Thus they’re prevented from having a tete-a-tete in the carriage, and Mr. Rochester gets distracted by making up a fairy tale that’s essentially retelling his proposal, in a roundabout explanation for Adèle.

“Mademoiselle is a fairy,” he said, whispering mysteriously. Whereupon I told her not to mind his badinage; and she, on her part, evinced a fund of genuine French skepticism: denominating Mr. Rochester “un vrai menteur [a real liar],” and assuring him that she made no account whatever of his “Contes de fee [fairy tales],” and that “du reste, il n’y avait pas de fees, et quand meme il y en avait [besides, there are no fairies, and even if there were]” she was sure that they would never appear to him, nor give him rings, or offer to live with him in the moon. The hour spent at Millcote was a somewhat harassing one to me. Mr. Rochester obliged me to go to a certain silk warehouse: there I was ordered to choose half a dozen dresses. I hated the business, I begged leave to defer it: no – it should be gone through with now. By dint of entreaties expressed in energetic whispers I reduced the half-dozen to two: these, however, he vowed he would select himself. With anxiety I watched his eye rove over the gay stores: he fixed on a rich silk of the most brilliant amethyst dye, and a superb pink satin. I told him in a new series of whispers, that he might as well buy me a gold gown and a silver bonnet at once: I should certainly never venture to wear his choice. With infinite difficulty, for he was stubborn as a stone, I persuaded him to make an exchange in favour of a sober black satin and pearl-grey silk.

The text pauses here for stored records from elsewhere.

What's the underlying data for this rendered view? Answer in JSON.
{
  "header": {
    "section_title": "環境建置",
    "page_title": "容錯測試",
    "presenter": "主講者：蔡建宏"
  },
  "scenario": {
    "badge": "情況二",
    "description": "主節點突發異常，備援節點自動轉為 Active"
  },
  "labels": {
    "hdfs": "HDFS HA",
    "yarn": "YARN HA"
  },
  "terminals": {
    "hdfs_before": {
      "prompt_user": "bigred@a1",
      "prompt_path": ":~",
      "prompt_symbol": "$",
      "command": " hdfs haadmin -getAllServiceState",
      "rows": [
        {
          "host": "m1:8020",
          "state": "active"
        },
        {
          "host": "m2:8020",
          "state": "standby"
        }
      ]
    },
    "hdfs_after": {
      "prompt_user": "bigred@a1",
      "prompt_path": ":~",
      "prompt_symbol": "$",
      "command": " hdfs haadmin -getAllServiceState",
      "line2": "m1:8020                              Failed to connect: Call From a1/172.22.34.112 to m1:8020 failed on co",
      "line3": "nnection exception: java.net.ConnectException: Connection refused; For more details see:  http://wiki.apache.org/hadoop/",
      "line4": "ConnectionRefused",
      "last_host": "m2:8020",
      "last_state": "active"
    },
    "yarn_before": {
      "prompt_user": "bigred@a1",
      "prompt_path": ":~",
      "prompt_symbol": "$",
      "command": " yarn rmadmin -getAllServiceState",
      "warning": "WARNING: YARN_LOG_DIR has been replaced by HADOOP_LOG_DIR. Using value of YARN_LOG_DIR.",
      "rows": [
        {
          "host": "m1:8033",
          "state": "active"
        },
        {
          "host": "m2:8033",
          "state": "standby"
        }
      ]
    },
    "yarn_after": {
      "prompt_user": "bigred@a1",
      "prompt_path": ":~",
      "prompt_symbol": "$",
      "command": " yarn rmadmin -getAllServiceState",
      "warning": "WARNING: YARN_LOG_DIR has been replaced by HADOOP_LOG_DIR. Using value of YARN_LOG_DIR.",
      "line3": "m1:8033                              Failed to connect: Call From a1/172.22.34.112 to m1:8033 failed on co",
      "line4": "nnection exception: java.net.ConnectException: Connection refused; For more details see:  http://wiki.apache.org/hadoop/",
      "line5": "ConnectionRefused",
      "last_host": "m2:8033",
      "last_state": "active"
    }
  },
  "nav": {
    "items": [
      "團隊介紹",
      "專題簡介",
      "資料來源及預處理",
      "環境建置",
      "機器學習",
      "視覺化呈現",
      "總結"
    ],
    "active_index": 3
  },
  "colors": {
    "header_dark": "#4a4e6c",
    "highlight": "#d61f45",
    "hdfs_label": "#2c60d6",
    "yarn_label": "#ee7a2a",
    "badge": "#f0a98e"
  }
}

She’s forced to endure a trip to the jewelers after that, but then they finally head home.

As we re-entered the carriage, and I sat back feverish and fagged, I remembered what in the hurry of events, dark and bright, I had wholly forgotten – the letter of my uncle, John Eyre, to Mrs. Reed: his intention to adopt me and make me his legatee. “It would, indeed, be a relief,” I thought, “if I had ever so small an independency; I never can bear being dressed like a doll by Mr. Rochester, or sitting like a second Danae with the golden shower falling daily round me. I will write to Madeira the moment I get home, and tell my uncle John I am going to be married, and to whom: if I had but a prospect of one day bringing Mr. Rochester an accession of a fortune, I could better endure to be kept by him now.” And somewhat relived by this idea (which I failed not to execute that day), I ventured once more to meet my master’s and lover’s eye; which most pertinaciously sought mine, though I averted both face and gaze. he smiled: and I thought his smile was as a sultan might, in a blissful and fond moment, bestow on a slave his gold and gems had enriched: I crushed his hand, which was hunting mine, vigorously, and thrust it back to him red with the passionate pressure-
“You need not look in that way,” I said: “if you do I’ll wear nothing but my old Lowood frocks to the end of the chapter. I’ll be married in this lilac gingham – you may make a dressing-gown for yourself our of the pearl-grey silk, and an infinite series of waistcoats out of the black satin.”
He chuckled; he rubbed his hands: “Oh it is rich to see and hear her!” he exclaimed. “Is she original? Is she piquant? I would not exchange this one little English girl for the grand Turk’s whole seraglio; gazelle-eyes, houri forms, and all!”
The Eastern allusion bit me again: “I’ll not stand you an inch in the stead of a seraglio,” I said; “so don’t consider me an equivalent for one; if you have a fancy for anything in that line, away with you, sir, to the bazaars of Stamboul without delay; and lay out in extensive slave-purchases some of that spare cash you seem at a loss to spend satisfactorily here.”
“And what will you do, Janet, while I am bargaining for so many tons of flesh and such an assortment of black eyes?”
“I’ll be preparing myself to go out as a missionary to preach liberty to them that are enslaved – your harem inmates among the rest. I’ll get admitted there, and I’ll stir up mutiny; and you, three-tailed bashaw as you are, sir, shall in a trice find yourself fettered amongst our hands: nor will I, for one, consent to cut your bonds till you have signed a charter, the most liberal that despot ever yet conferred.”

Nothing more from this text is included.